Maybe this is only of interest to me, since my formative years were spent in Pennsylvania, the state with probably the dumbest liquor laws in existence. You have to buy all your liquor at state-approved liquor stores (and the Liquor Control Board of the state is responsible for obtaining all the stuff you can buy as a consumer), and they are usually open only during regular business hours (9-5 weekdays, maybe Saturdays, don't even think about wanting to pick up vodka on a Sunday). I spent my teen years in a blue-law, dry county (we had one bar, a liquor store open 9-5 weekdays, a beer distributor, and when the Pizza Hut at the edge of town got its beer license in the eighties that was a big deal).

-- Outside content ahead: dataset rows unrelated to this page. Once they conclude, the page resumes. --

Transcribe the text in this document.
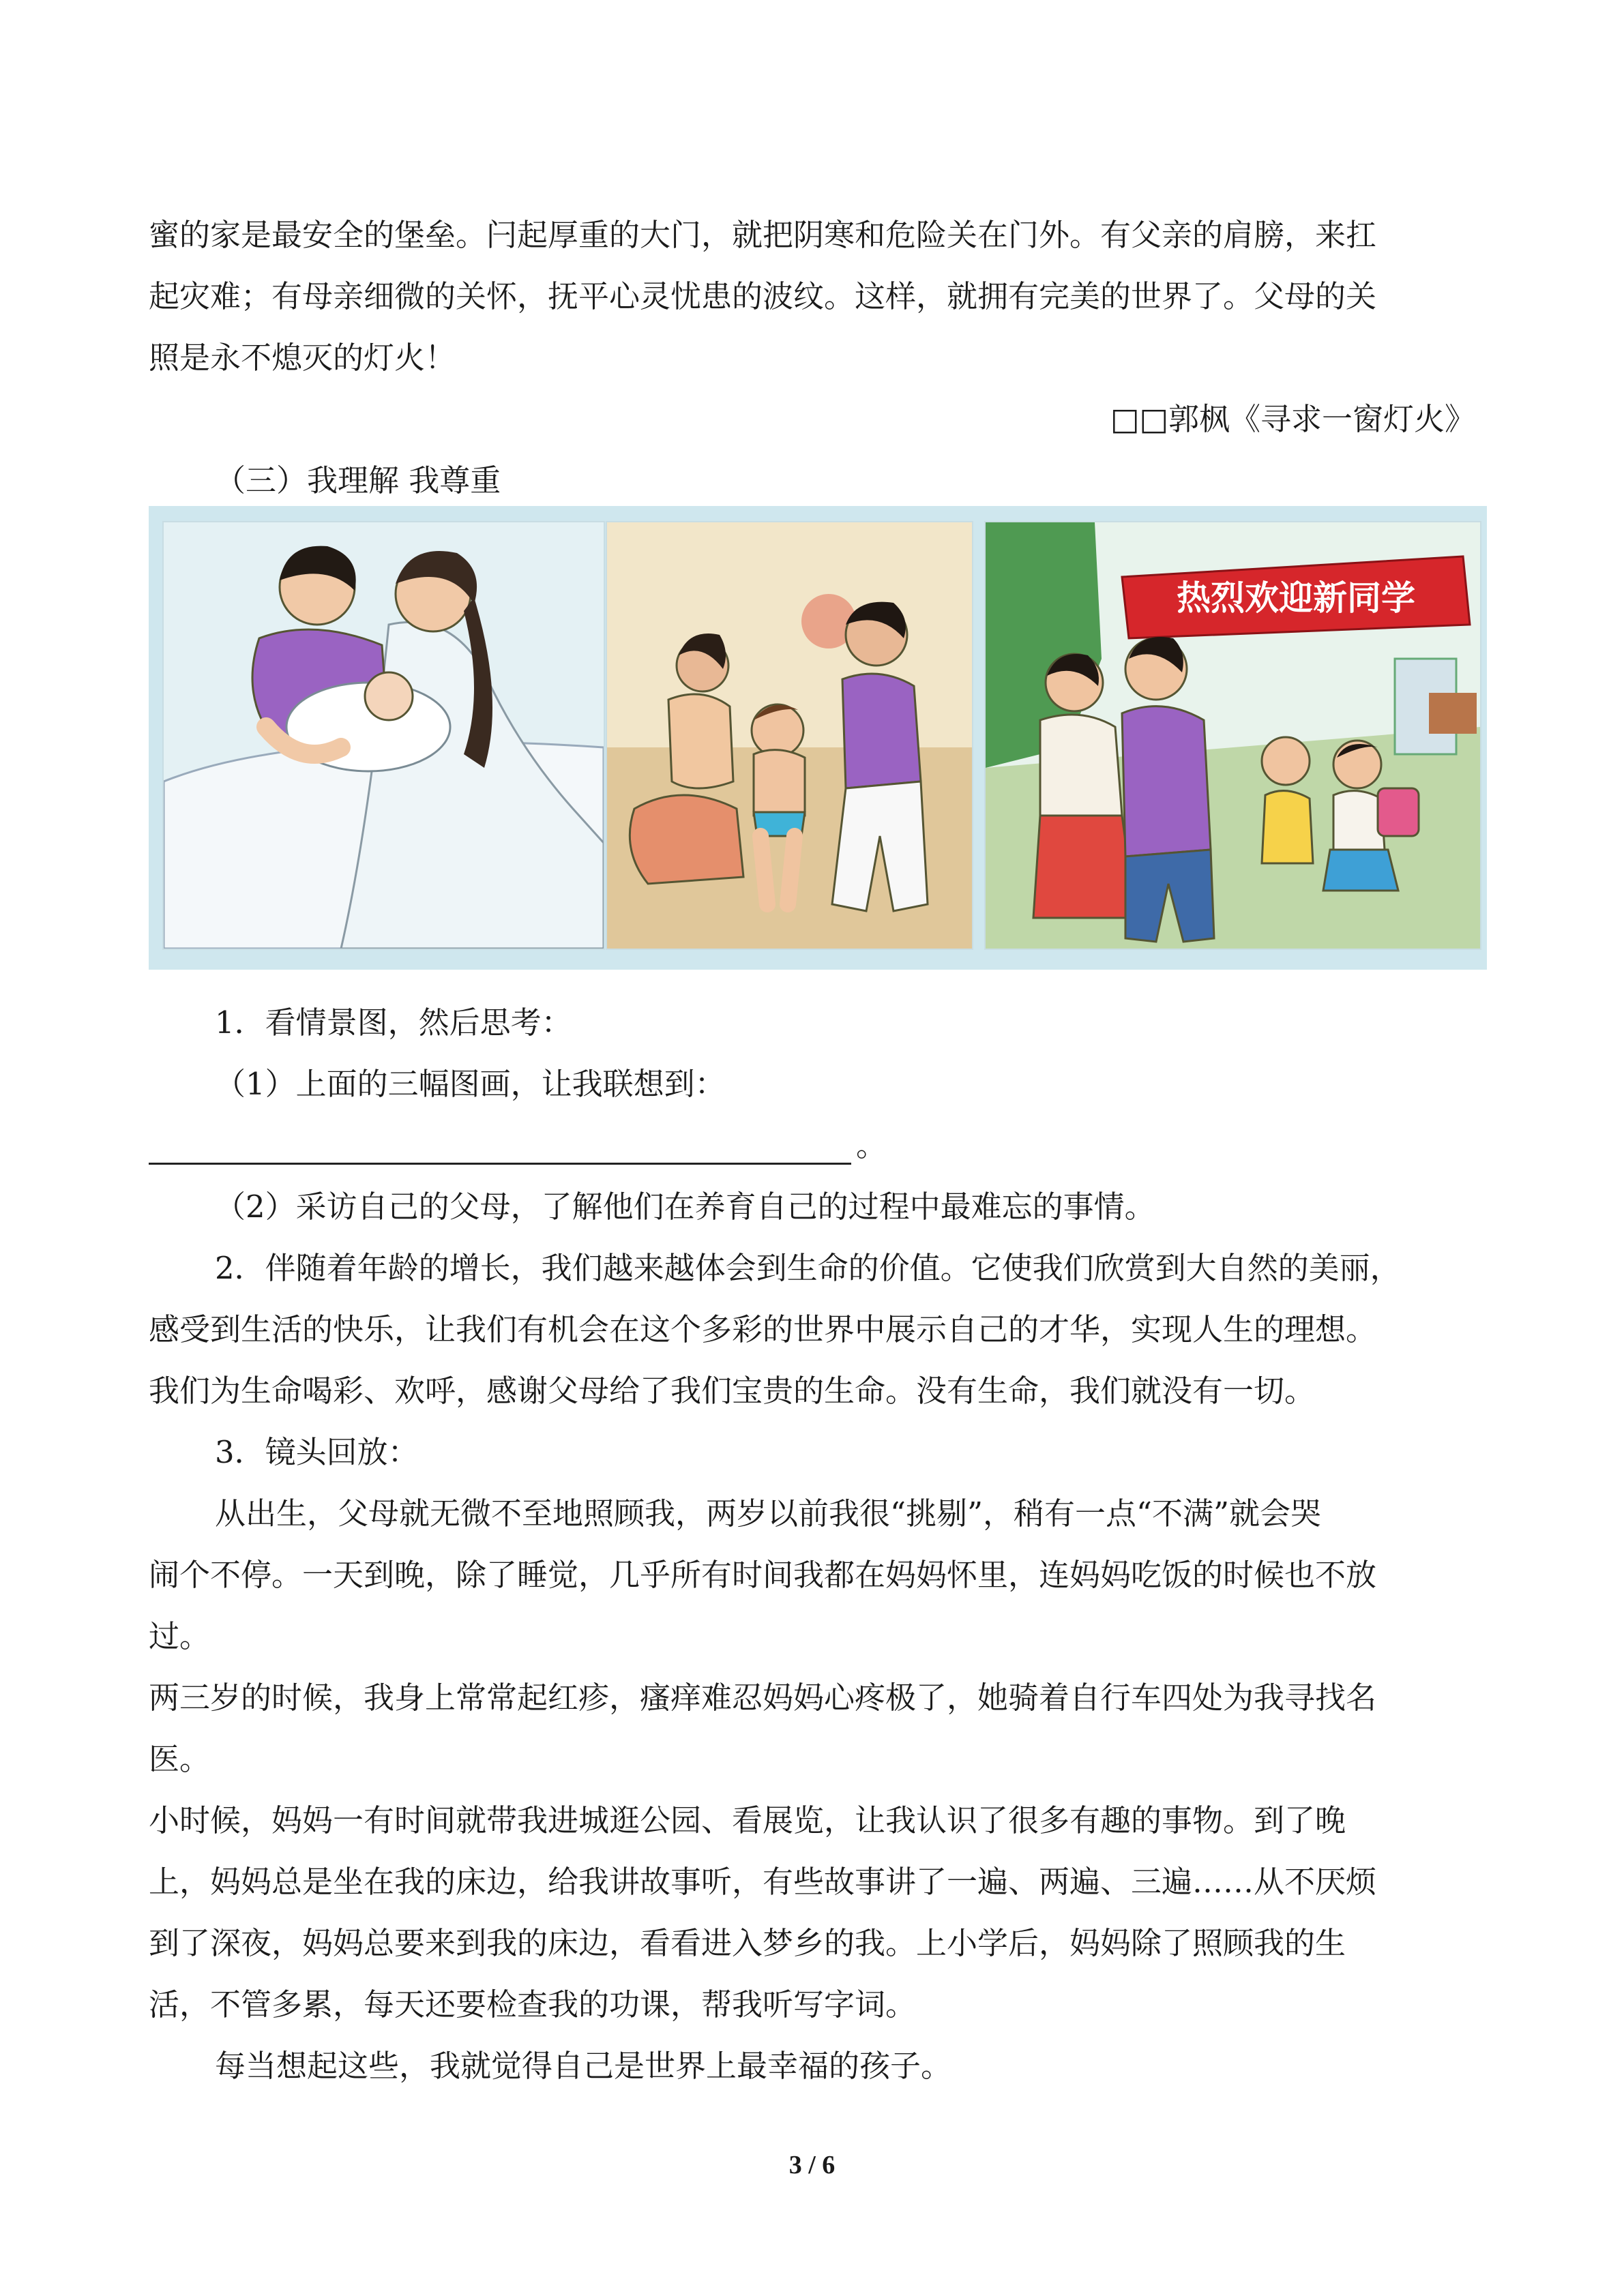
蜜的家是最安全的堡垒。闩起厚重的大门，就把阴寒和危险关在门外。有父亲的肩膀，来扛
起灾难；有母亲细微的关怀，抚平心灵忧患的波纹。这样，就拥有完美的世界了。父母的关
照是永不熄灭的灯火！
□□郭枫《寻求一窗灯火》
（三）我理解 我尊重
热烈欢迎新同学
1．看情景图，然后思考：
（1）上面的三幅图画，让我联想到：
。
（2）采访自己的父母，了解他们在养育自己的过程中最难忘的事情。
2．伴随着年龄的增长，我们越来越体会到生命的价值。它使我们欣赏到大自然的美丽，
感受到生活的快乐，让我们有机会在这个多彩的世界中展示自己的才华，实现人生的理想。
我们为生命喝彩、欢呼，感谢父母给了我们宝贵的生命。没有生命，我们就没有一切。
3．镜头回放：
从出生，父母就无微不至地照顾我，两岁以前我很“挑剔”，稍有一点“不满”就会哭
闹个不停。一天到晚，除了睡觉，几乎所有时间我都在妈妈怀里，连妈妈吃饭的时候也不放
过。
两三岁的时候，我身上常常起红疹，瘙痒难忍妈妈心疼极了，她骑着自行车四处为我寻找名
医。
小时候，妈妈一有时间就带我进城逛公园、看展览，让我认识了很多有趣的事物。到了晚
上，妈妈总是坐在我的床边，给我讲故事听，有些故事讲了一遍、两遍、三遍……从不厌烦
到了深夜，妈妈总要来到我的床边，看看进入梦乡的我。上小学后，妈妈除了照顾我的生
活，不管多累，每天还要检查我的功课，帮我听写字词。
每当想起这些，我就觉得自己是世界上最幸福的孩子。
3 / 6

You can't bring wine in from out of state (even though everyone and their brother makes "booze runs" to Maryland and Delaware), and on the off chance that someone like Stony Hill can (there is a newish law allowing this), you end up paying over 400 dollars for a not-even-300-dollar case:
Case of Stony Hill 2001 Chardonnay:$ 292.00
Shipping to PA:60.00
18% PA Emergency Tax:52.56
6% PA Sales Tax:17.52
PA Per-order Handling Fee:4.50
1% Philadelphia/Pittsburgh only sales tax:2.92
Order Total:429.50
I am not sure what the emergency tax is, and once you do get your order in Stony Hill has to ship it to one of the state approved liquor stores and then you have to go get it, so it certainly isn't a fun process. (God knows if you could get it shipped safely and easily to your house and have a person over 21 years old sign for it before delivery, the country would go to the heathens! I mean, look at us out here in California, land of debauchery and free running wine. The children, they are drunk in the streets here.)
Anyway, there's a new guy, Jonathan Newman, heading up the LCB there, and he is doing his best to get PA some decent wine, and even get it at amazing prices. He asks for/demands prices he wants from the wineries out here in CA and gets them most of the time. He's keeping the wine actually refrigerated and has definitely radical (for the state/government) views of how wine should be kept, handled, and sold. He seems to care!
I didn't see any evidence of this when I was back in the state at Christmas last year-- mostly I saw 20 dollar bottles of Bonny Doon Big House Red and not much else-- but good luck to him. I wasn't in a Premium Collection store, though, I was in a regular old state store (there are two levels and the fancier stores are the ones that get most of the good stuff). I know there are folks in PA who would like some decent wine. And decent prices, better than CA, would be the icing on the cake.